In Hathi Galiyar, we saw elephant dung lying around a waterhole built by the forest department. Fresh water is brought through a pipeline connected to a spring some three kilometres away in the nearby forest. There is one more pipeline that feeds another waterhole a few hundred metres away. An elephant’s footprint was still fresh on the edge of the wet ground around the waterhole. Trap cameras were strapped to the branch of a tree, yet we saw neither elephant nor tiger anywhere near the waterhole. The evening light was fast fading. But stories from the forest guards accompanying us came thick and fast. “A few weeks back, the grey tusker came charging at the CCF,” said a guard pointing to the spot from where one walks towards the waterhole. ‘The grey tusker’ was an angry ageing male that was known to be particularly intimidating. “Never run away from an elephant—stand your ground and it will go away,” the guard informed us. “That’s what the CCF sahib did. And the grey tusker quietly turned away.” Stories about the Chief Conservator of Forests, Kumaon Range, Paramjit Singh, are legion. Considered the moving force behind the creation of Pawalgarh CR, Singh also heads the anti-poaching task force.
Subhoranjan Sen
We returned from the first waterhole and clambered on to the trekker. This time round, we took the path further towards Sitabani. Suddenly, the trekker swerved from the path and turned left into the thick forest. We were feeling lost when, winding through the jungle, it finally stopped at a barrier. We were at another forest clearing, at another artificially created grassland with a waterhole. Our sudden arrival in this secluded place apparently scared the grazing chitals. They darted into the air and scampered into the forest on the other side of the grassland. Another herd, caught unawares by our presence, literally flew into the cover of the thick forest. Pawalgarh in many ways is a virgin forest in that the animals, unlike in neighbouring Corbett, flee at the sight of humans. Besides deer, we saw flocks of tiny parrots, flying across the clearing. By the time we got back to our trekker, it was close to nightfall.

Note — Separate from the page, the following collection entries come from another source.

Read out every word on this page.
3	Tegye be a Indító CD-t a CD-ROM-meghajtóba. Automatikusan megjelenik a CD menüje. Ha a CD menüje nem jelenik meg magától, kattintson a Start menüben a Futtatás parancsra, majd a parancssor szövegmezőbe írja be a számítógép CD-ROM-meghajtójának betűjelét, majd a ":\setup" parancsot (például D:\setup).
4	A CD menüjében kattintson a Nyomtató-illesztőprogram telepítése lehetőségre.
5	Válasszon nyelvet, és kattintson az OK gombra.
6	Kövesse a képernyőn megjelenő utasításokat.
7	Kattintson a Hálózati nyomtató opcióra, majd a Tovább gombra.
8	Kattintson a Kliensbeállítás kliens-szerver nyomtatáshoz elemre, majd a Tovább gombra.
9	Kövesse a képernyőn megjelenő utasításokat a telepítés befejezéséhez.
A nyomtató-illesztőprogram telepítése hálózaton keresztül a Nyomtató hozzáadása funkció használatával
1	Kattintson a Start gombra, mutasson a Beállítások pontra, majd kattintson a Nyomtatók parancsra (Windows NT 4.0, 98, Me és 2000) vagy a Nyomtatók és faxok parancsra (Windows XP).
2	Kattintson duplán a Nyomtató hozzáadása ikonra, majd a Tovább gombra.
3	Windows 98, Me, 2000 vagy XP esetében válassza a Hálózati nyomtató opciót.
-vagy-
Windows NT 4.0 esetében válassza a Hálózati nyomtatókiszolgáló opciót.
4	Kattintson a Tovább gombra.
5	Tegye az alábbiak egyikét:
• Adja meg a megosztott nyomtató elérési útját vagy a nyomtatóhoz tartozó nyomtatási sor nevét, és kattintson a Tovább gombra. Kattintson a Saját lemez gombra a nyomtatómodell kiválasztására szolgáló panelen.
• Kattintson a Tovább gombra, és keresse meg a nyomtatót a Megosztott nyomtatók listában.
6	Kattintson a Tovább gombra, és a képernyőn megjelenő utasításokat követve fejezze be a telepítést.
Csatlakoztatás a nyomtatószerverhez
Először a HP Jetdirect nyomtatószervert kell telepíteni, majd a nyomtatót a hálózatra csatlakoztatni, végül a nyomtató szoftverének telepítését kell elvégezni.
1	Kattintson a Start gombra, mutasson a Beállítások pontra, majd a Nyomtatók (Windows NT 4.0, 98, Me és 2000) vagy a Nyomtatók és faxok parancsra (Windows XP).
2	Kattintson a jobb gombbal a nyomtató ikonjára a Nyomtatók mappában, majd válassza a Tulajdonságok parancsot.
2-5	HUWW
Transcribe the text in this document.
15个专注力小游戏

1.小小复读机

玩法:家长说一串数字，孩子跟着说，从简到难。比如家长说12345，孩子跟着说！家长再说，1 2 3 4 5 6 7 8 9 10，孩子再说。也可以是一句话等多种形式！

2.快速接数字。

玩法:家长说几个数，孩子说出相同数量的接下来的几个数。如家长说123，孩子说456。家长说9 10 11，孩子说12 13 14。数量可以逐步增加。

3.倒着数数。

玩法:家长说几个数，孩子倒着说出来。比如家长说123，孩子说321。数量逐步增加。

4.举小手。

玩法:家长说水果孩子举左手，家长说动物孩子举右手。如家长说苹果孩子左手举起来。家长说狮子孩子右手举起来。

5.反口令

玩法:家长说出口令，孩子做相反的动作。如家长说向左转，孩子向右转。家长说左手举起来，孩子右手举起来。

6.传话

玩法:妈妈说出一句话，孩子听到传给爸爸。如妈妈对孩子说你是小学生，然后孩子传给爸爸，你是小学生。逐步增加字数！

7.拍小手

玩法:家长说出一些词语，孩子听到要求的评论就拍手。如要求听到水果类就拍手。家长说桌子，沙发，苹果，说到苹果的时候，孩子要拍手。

At night, the forest takes on an ominous air. We were watching out for that lurking elephant or crouching tiger. With nothing to feed our fear and curiosity, we wanted to go to Sitabani, a few kilometres away. “It’ll not be safe to go to Sita Bani,” Range Officer Bisht told us. Animals, particularly elephant herds, could threaten our safety, he said. I looked at my kids in the back of the trekker, urging me to take the risk. I was in two minds: one asking for adventure, the other for safety. But Bisht, responsible for our safety, had already made up his mind. So we abandoned our plans to go further into the forest.
Instead, we retraced our path through Hathi Galiyar. After the darkness of the thick forest, the opening of the river afforded us some light. As we were crossing the river, my keen eyes caught a black piece of shit on a boulder. “What’s this?” I asked Bisht. I didn’t realise I had spotted the most precious piece of animal poo in my life. He got out of the trekker, took a close look with his torchlight, and announced, “Scat, tiger scat…do you notice the hair?” Yes, the scat has hair as well, because tigers eat their prey along with the fur and skin. By now, I was also out of the trekker to inspect the poo. Never in my life had I cared so much for a piece of poop. But this was no ordinary shit. In animal biology terms, we had hit upon a gold mine. Of the 46 tigers that inhabit Pawalgarh, a figure that the CCF vouches for, all we got to see was scat. Nothing more. I was reminded of Ganesh Thakur, the young restaurateur at Bail Parao. He was right. Seeing a tiger is luck by chance only!